Federal Circuit Court of Australia Orders: De Facto Husband to Receive No Adjustment

In the recent case of Newland & Rankin [2017] FCCA 210 (9 February 2017) the applicant alleged that he was in a de facto relationship with the respondent for over 8 years, while the respondent said that their relationship was barely 2 years. The parties commenced a sexual relationship in April 2003, one month after meeting. The applicant argues that the de facto relationship commenced at that time.  The respondent argued, however, that they were friends who enjoyed a casual sexual relationship until the middle of 2008 when their de facto relationship commenced.

The Court considered the evidence of any relationship and noted that the respondent was living with her former husband and children of that relationship until early 2005.  The Court challenged the applicant’s evidence that he moved into the respondent’s home in September 2003. During the cross-examination, the applicant agreed that in September 2003 he was dating a woman named Ms G but it was not serious.

The Court heard that the Family Law Act does permit that a person can be in several de facto relationships at once. The applicant regarded his relationship with the respondent as his ‘primary relationship’.

The applicant’s affidavit provided evidence to prove that he moved in the respondent’s address from September 2003. However, the earliest documentation indicates that he moved in May 2004, which is consistent with the respondent’s evidence about when he moved in.  The Court accepted that the respondent’s evidence of the applicant moving in as of May 2014.

The parties resumed their sexual relationship when the applicant stayed with the respondent in September 2007. The respondent became pregnant and was hoping that this would be a start of a more serious relationship between the parties.
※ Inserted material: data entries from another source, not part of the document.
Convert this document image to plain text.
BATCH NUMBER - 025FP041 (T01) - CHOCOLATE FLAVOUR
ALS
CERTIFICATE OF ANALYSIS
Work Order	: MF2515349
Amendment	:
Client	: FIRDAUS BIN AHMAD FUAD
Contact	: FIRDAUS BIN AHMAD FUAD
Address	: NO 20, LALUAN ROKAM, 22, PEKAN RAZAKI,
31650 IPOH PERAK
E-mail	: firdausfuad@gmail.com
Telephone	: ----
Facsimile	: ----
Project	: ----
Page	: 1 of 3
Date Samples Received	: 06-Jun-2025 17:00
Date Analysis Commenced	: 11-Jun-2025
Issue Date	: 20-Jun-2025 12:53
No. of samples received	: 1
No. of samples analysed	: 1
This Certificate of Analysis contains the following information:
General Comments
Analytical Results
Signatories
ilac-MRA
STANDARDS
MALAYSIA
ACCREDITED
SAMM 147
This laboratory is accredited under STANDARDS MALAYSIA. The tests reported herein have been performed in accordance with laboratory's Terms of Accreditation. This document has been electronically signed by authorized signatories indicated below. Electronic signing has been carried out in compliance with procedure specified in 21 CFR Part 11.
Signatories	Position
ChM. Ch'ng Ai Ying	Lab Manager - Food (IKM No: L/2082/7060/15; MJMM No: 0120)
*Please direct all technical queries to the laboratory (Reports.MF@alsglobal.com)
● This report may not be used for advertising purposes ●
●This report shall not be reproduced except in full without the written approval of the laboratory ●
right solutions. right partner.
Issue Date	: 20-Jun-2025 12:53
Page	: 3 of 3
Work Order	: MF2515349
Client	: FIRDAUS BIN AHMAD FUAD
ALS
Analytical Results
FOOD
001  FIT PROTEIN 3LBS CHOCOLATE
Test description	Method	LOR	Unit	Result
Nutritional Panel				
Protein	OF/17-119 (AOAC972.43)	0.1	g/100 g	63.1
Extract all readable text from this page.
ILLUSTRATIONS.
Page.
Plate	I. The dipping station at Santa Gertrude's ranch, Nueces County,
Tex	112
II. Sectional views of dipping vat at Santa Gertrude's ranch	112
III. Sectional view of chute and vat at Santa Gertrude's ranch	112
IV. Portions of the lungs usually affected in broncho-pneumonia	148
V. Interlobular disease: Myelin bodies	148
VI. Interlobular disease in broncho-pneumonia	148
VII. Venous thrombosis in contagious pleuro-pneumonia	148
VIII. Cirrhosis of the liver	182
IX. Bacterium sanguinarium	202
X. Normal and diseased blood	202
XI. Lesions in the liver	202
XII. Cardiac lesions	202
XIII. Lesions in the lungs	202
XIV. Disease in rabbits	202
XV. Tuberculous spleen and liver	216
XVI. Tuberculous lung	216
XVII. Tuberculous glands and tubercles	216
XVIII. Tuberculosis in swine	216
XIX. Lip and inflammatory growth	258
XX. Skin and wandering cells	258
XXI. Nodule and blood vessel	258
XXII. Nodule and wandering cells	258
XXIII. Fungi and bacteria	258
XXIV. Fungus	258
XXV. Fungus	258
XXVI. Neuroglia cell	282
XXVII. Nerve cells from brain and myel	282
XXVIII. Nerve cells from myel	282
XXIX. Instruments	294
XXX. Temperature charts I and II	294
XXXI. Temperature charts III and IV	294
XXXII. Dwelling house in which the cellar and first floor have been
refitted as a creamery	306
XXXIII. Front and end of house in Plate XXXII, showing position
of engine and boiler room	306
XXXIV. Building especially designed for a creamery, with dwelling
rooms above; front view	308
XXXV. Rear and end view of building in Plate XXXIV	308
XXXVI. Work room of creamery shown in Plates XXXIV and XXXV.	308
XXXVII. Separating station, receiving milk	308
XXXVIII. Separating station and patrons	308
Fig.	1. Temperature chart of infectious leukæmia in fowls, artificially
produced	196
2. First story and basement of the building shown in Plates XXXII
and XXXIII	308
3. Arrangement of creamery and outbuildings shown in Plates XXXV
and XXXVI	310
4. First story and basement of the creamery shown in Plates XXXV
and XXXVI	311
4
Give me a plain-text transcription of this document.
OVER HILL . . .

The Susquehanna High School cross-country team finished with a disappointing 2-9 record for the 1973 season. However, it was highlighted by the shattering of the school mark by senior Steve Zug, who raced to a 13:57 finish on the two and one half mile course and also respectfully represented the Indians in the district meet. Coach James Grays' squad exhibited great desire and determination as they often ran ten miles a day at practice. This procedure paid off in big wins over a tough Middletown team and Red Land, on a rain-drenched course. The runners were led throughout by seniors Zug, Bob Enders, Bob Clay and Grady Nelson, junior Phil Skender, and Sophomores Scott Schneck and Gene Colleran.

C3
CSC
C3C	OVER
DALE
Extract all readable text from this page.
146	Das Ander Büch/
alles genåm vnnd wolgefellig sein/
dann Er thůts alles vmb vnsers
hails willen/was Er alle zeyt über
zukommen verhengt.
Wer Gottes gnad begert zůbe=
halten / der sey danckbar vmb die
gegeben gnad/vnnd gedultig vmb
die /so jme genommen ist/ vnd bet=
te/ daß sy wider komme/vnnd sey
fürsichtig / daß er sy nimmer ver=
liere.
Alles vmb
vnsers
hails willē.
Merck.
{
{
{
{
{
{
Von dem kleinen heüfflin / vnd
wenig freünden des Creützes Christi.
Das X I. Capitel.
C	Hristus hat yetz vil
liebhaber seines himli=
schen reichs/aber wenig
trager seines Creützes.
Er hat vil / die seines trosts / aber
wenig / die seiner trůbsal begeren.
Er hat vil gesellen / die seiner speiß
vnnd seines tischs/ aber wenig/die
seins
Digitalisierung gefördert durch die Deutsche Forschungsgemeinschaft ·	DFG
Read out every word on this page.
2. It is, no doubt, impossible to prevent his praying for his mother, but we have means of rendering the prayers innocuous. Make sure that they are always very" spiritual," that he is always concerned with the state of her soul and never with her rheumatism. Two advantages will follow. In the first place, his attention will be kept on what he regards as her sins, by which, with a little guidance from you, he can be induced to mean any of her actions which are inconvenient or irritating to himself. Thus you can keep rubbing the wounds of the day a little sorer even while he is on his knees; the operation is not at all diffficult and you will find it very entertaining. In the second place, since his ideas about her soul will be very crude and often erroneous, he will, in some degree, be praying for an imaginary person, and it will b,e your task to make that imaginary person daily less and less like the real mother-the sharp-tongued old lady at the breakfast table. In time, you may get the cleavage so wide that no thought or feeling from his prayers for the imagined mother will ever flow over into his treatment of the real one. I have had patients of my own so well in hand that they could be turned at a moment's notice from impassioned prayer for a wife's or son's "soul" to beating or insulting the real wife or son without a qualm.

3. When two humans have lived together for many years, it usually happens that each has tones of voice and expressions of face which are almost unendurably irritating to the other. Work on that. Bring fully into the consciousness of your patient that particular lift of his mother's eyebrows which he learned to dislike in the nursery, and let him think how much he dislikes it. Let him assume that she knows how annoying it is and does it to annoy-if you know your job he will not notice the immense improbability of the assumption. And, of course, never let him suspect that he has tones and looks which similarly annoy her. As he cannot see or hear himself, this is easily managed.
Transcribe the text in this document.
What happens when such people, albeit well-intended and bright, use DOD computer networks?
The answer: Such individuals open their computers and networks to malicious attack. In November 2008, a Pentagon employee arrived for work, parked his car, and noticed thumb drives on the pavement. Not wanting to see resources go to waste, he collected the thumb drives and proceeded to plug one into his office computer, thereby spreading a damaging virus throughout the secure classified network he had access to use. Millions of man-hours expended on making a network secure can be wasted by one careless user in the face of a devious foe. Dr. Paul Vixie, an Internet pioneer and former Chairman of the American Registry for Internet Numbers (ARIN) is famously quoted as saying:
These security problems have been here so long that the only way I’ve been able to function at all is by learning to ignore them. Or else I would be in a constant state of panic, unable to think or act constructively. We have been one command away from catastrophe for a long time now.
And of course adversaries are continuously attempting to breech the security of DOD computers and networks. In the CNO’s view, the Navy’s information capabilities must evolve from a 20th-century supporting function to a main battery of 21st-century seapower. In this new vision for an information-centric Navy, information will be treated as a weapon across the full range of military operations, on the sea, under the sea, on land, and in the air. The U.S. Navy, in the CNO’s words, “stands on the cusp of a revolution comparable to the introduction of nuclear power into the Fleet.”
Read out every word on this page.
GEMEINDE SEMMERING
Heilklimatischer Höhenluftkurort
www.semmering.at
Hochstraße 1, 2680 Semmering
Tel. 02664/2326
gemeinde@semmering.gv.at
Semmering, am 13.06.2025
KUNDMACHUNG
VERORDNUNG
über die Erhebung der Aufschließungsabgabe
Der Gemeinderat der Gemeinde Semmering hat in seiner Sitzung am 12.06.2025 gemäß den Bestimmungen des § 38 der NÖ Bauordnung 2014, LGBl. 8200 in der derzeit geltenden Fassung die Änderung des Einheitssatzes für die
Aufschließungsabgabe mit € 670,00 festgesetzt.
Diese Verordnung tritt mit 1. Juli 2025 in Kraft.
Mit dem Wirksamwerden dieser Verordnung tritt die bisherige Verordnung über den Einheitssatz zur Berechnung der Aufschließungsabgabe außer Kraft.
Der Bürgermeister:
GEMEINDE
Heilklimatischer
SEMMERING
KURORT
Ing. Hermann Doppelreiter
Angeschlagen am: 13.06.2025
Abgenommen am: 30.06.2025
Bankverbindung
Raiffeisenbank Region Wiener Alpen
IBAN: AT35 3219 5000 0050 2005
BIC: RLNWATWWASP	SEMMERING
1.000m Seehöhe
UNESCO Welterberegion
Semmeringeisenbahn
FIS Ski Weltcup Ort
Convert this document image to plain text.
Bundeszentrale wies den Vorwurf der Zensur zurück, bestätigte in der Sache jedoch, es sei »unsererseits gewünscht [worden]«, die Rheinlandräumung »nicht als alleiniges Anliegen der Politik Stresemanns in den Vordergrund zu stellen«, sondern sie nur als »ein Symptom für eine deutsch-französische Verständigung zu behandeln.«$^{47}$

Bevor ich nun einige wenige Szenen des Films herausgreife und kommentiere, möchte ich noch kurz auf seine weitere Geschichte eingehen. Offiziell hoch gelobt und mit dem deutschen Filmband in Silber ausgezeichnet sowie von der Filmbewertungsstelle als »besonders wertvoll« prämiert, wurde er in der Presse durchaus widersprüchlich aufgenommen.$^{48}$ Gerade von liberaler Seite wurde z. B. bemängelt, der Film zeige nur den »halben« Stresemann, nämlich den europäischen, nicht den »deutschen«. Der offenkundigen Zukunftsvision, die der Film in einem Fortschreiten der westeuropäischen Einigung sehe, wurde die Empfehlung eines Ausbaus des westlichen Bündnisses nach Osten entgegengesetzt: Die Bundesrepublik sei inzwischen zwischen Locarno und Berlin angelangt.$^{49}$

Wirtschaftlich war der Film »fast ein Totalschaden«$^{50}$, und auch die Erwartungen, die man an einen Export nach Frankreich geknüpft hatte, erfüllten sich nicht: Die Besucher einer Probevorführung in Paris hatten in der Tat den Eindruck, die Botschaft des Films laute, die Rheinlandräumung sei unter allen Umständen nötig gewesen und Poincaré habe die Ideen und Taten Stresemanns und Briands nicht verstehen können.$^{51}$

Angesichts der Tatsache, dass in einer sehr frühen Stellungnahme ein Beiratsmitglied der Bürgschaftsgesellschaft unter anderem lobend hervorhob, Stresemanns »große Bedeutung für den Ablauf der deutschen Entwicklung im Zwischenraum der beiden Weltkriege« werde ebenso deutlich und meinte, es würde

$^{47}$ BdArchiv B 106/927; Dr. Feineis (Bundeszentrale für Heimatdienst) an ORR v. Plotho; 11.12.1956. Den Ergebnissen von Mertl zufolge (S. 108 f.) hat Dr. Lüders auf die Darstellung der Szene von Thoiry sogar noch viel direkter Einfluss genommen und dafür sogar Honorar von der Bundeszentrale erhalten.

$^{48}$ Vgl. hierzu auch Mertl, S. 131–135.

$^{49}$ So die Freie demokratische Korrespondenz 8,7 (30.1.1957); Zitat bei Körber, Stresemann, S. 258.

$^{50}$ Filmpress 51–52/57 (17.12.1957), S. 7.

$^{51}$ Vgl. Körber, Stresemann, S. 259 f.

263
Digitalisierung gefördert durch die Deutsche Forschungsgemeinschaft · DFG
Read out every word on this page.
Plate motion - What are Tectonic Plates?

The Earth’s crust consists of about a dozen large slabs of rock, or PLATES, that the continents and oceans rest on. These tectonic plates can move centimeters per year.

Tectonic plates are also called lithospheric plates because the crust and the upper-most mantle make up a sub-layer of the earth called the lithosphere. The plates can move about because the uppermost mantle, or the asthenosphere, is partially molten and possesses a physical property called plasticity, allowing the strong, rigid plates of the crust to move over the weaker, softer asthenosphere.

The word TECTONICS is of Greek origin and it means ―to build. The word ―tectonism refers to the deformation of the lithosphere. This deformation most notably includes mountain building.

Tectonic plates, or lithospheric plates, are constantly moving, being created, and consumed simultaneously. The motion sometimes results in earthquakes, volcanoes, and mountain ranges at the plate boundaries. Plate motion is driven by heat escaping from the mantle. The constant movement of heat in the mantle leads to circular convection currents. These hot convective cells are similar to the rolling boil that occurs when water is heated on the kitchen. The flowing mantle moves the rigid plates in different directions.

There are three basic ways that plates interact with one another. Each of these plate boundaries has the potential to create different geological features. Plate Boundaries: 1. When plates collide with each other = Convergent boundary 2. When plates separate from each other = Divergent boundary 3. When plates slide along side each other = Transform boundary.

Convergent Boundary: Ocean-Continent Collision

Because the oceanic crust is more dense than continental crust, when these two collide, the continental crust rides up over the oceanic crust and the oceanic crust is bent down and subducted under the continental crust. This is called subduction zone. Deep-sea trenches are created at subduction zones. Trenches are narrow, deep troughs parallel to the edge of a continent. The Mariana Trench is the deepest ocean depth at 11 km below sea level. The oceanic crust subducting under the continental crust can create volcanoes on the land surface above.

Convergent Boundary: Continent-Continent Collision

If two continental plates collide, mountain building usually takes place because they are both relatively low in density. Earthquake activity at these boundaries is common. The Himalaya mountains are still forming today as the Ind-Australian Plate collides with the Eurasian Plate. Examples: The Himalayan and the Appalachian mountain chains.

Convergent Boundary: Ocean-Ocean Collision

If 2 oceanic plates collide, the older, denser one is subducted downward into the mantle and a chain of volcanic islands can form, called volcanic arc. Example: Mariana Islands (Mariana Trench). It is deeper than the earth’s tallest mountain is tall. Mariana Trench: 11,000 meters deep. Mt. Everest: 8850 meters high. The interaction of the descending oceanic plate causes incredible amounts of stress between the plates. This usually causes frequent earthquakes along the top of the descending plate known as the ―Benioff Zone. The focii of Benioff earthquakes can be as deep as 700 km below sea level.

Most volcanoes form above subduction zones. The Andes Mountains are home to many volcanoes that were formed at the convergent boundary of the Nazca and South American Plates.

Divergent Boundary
The applicant, however, told her that he was not ready for commitment. Additionally, the applicant told her that he had met another woman. The respondent felt heart broken and terminated the pregnancy.

During the cross-examination the applicant agreed that he was in a sexual relationship with another woman and that he was quiet open about it to the respondent. The applicant asserted that this did not mean that he was not in a de facto relationship with the respondent.

In March 2008, the respondent had a surgery to remove an ovarian cyst. The respondent became very unwell after the surgery. The applicant said that the illness of the respondent made  him to realise how important she was to him and that he wanted to commit to the relationship. In March 2008, the parties went on a holiday together and after the holiday the applicant asked if he could move back into her home. The respondent agreed and they started living together. The only independent evidence which supports that there was a de facto relationship between the parties before 2008 was the applicant’s nomination of the respondent as the sole beneficiary of his interest in early 2006.

The Court accepted that the de facto relationship of the parties began in May 2008 and ended in April 2010. From March 2003 to the beginning of their de facto relationship in 2008 they enjoyed an intermittent casual sexual relationship and lived together in the respondent’s house for about two months in early 2003. This did not amount to a de facto relationship pursuant to s 4AA of the Family Law Act 1975 as until mid-2008. The Court was satisfied that the parties separated in April 2010.

The Court found there to be a net pool of $2, 789, 338. From this pool there were joint assets of only $9,487 (net – being sale proceeds of $203, 000 and a bank loan of $193, 514).

The de facto relationship was of very short duration, being barely two years. The parties had no shared finances, acquired no property together and there was no mutual commitment to a shared life. During the relationship the parties inter-mingled their financial affairs only to the extent that they entered into a joint loan. Otherwise they kept their finances separate.

The Court declined to make any adjustments to each party’s property under the Family Law Act. The Court ordered that each party retain the property in their respective names and  declared that the joint sale proceeds belonged to the respondent.